Any lens can also handle portrait photography. Some more useful and versatile than others. That's all.
 

If you shoot the same subject from the same distance, with both lenses at f/2.8 you will get an identical amount of blur. As for bokeh, the quality of this will depend on the background, your composition and the construction of the lens.

how doesthe construction of the lens affect the bokeh? number of blades?
 

how doesthe construction of the lens affect the bokeh? number of blades?

And the number of lens elements, and the presence/lack of APD elements, the optical characteristics of the lens design, etc.

You could have 2 lenses with 8 curved aperture blades, but one will produce crap bokeh highlights and the other will produce good bokeh highlights.

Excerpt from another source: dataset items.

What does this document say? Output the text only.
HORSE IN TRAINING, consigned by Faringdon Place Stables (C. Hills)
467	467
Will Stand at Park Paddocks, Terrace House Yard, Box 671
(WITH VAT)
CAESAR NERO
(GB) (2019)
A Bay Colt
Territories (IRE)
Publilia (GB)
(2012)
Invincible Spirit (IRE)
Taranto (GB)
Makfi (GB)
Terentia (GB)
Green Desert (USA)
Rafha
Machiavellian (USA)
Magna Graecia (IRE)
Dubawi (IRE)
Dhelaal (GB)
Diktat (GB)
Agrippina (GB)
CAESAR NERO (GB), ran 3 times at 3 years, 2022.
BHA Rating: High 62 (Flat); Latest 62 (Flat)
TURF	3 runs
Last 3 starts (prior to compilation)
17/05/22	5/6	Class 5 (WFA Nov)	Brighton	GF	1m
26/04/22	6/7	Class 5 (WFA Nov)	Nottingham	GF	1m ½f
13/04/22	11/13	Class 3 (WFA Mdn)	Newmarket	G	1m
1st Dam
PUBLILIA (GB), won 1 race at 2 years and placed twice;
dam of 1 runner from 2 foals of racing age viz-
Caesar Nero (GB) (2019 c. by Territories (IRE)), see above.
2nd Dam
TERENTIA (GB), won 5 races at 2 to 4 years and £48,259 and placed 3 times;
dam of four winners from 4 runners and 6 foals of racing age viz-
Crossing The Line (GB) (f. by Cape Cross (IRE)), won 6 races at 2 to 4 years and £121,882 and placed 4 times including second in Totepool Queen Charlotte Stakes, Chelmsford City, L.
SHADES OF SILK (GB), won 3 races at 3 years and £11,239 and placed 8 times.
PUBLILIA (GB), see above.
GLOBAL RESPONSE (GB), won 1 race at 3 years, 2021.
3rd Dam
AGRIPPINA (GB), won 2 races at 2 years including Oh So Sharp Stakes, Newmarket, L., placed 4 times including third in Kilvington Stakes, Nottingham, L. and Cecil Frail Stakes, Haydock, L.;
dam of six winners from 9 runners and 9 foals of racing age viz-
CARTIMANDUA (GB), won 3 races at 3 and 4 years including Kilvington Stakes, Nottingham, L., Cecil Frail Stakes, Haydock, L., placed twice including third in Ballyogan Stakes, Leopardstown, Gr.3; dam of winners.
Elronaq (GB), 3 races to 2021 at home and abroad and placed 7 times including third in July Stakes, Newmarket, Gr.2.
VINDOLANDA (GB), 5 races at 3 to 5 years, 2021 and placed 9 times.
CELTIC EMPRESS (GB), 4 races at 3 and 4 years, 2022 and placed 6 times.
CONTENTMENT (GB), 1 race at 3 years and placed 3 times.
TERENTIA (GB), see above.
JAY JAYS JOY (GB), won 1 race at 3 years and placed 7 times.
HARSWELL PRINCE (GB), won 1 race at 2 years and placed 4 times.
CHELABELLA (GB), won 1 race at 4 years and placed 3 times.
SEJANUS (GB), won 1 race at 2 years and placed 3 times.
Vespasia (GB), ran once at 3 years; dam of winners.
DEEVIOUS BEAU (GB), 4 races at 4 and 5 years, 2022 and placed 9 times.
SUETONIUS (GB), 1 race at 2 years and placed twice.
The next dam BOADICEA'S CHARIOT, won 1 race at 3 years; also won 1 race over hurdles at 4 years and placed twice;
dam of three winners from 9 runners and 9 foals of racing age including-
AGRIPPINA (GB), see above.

But you could have the lens with the best specular highlight rendition in the world, but if your background is a mess then you also have bad bokeh.
 

correct. the less blade the least rounded your bokeh is.

Yes, but that's just specific to specular highlights. Bokeh is more than that.
 

how doesthe construction of the lens affect the bokeh? number of blades?

Generally more blades would generate rounder out-of-focus point of light, which generally will result in a more pleasing out of focus area of the image. However to get a rounder out-of-focus point of light, not only more blades help, the shape and construction of those blades help too (note that in some lenses, there are no aperture blades - eg. Mirror lens) thus the 'number' of blades don't work here.

Note that bokeh are actually the aesthetic quality of the blur, and not just the out-of-focus point of light.